- Jawahar Nagar Location in Rajasthan, India Jawahar Nagar Jawahar Nagar (India)
- Coordinates: 27°32′25″N 71°06′51″E﻿ / ﻿27.540195093978546°N 71.11412405416985°E
- Country: India
- State: Rajasthan
- District: Jaisalmer

Government
- • Type: Panchayati Raj (India)
- • Body: Gram Panchayat

Population (2011)
- • Total: 231

Languages: Rajasthani, Marwadi
- • Official: Hindi
- Time zone: UTC+5:30 (IST)
- PIN: 345033
- Vehicle registration: RJ- RJ15

= Jawahar Nagar, Jaisalmer =

Village in Jaisalmer, Rajasthan, India

Jawahar Nagar is a Gram Panchayat in Mohangarh Panchayat Samiti (Block) in Jaisalmer District, Rajasthan, India. It is located approximately 35 km from the Panchayat Samiti headquarters in Mohangarh. Jawahar Nagar is primarily known for its agricultural landscape, supported by a branch distributary of the Indira Gandhi Nahar Project. Mohangarh is the nearest town to Jawahar Nagar, located around 35 km away.
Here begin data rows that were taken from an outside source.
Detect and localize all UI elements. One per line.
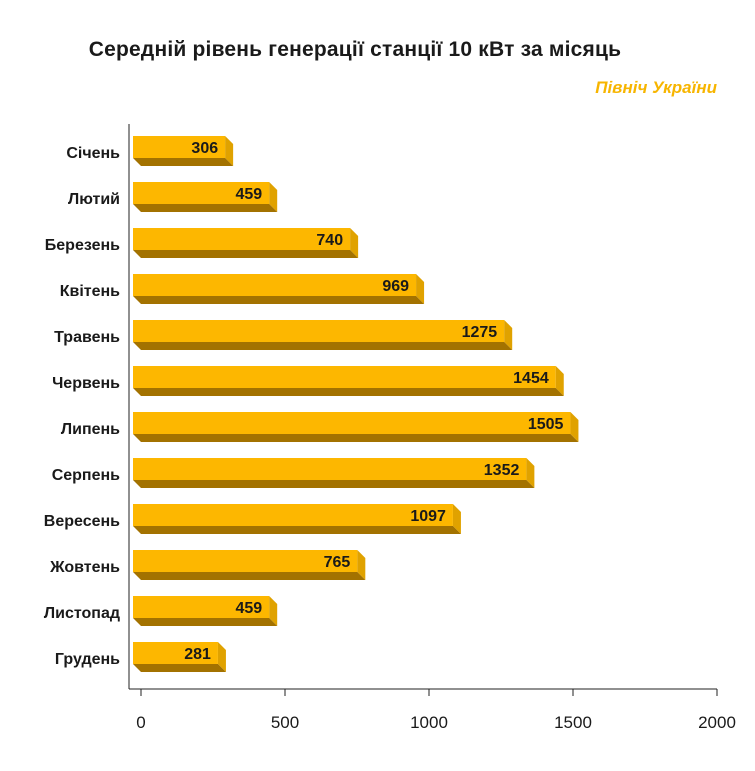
bar-side [269, 182, 278, 212]
bar-value-label: 459 [235, 600, 262, 617]
x-tick-label: 0 [136, 713, 145, 732]
bar-bottom [133, 250, 359, 258]
bar [133, 642, 218, 664]
bar [133, 136, 226, 158]
bar-bottom [133, 618, 278, 626]
chart-title: Середній рівень генерації станції 10 кВт… [88, 38, 622, 61]
category-label: Листопад [44, 605, 120, 622]
bar-bottom [133, 664, 226, 672]
bar [133, 596, 270, 618]
bar-value-label: 1352 [484, 462, 520, 479]
bar-side [504, 320, 513, 350]
category-label: Березень [45, 237, 120, 254]
bar-side [416, 274, 425, 304]
category-label: Лютий [68, 191, 120, 208]
bar [133, 504, 453, 526]
bar-bottom [133, 342, 513, 350]
bar [133, 228, 351, 250]
bar-side [526, 458, 535, 488]
bar-bottom [133, 480, 535, 488]
bar [133, 320, 505, 342]
bar [133, 182, 270, 204]
x-tick-label: 2000 [698, 713, 736, 732]
bar-value-label: 1505 [528, 416, 564, 433]
category-label: Липень [61, 421, 120, 438]
bar-bottom [133, 526, 461, 534]
bar [133, 458, 527, 480]
category-label: Січень [66, 145, 120, 162]
bar-value-label: 281 [184, 646, 211, 663]
bar-side [217, 642, 226, 672]
bar-bottom [133, 388, 564, 396]
bar-side [225, 136, 234, 166]
bar-value-label: 1275 [462, 324, 498, 341]
bar-bottom [133, 204, 278, 212]
bar [133, 274, 417, 296]
bar-bottom [133, 296, 425, 304]
bar-side [357, 550, 366, 580]
bar-value-label: 1097 [410, 508, 446, 525]
category-label: Травень [54, 329, 120, 346]
bar-side [269, 596, 278, 626]
bar [133, 550, 358, 572]
bar-value-label: 306 [191, 140, 218, 157]
category-label: Квітень [60, 283, 120, 300]
bar-side [555, 366, 564, 396]
bar-bottom [133, 572, 366, 580]
category-label: Грудень [55, 651, 120, 668]
x-tick-label: 1000 [410, 713, 448, 732]
category-label: Вересень [44, 513, 120, 530]
bar-side [452, 504, 461, 534]
bar-bottom [133, 434, 579, 442]
x-tick-label: 1500 [554, 713, 592, 732]
category-label: Серпень [52, 467, 120, 484]
bar-side [350, 228, 359, 258]
bar [133, 412, 571, 434]
category-label: Червень [52, 375, 120, 392]
bar-value-label: 969 [382, 278, 409, 295]
bar-value-label: 1454 [513, 370, 549, 387]
category-label: Жовтень [49, 559, 120, 576]
bar-value-label: 740 [316, 232, 343, 249]
bar-value-label: 765 [324, 554, 351, 571]
x-tick-label: 500 [271, 713, 299, 732]
bar-value-label: 459 [235, 186, 262, 203]
chart-subtitle: Північ України [595, 78, 717, 97]
bar-bottom [133, 158, 234, 166]
bar [133, 366, 556, 388]
bar-side [570, 412, 579, 442]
The total area of Jawahar Nagar is 847 hectares, as per data from 2009. The village has a population of 231 people living in 50 households. Of the total population, 129 are male and 102 are female. Jawahar Nagar has a lower literacy rate compared to Rajasthan. In 2011, the literacy rate in Jawahar Nagar was 62.80%, while the average for Rajasthan was 66.11%. Male literacy in the village stands at 69.83%, while female literacy is 53.85%.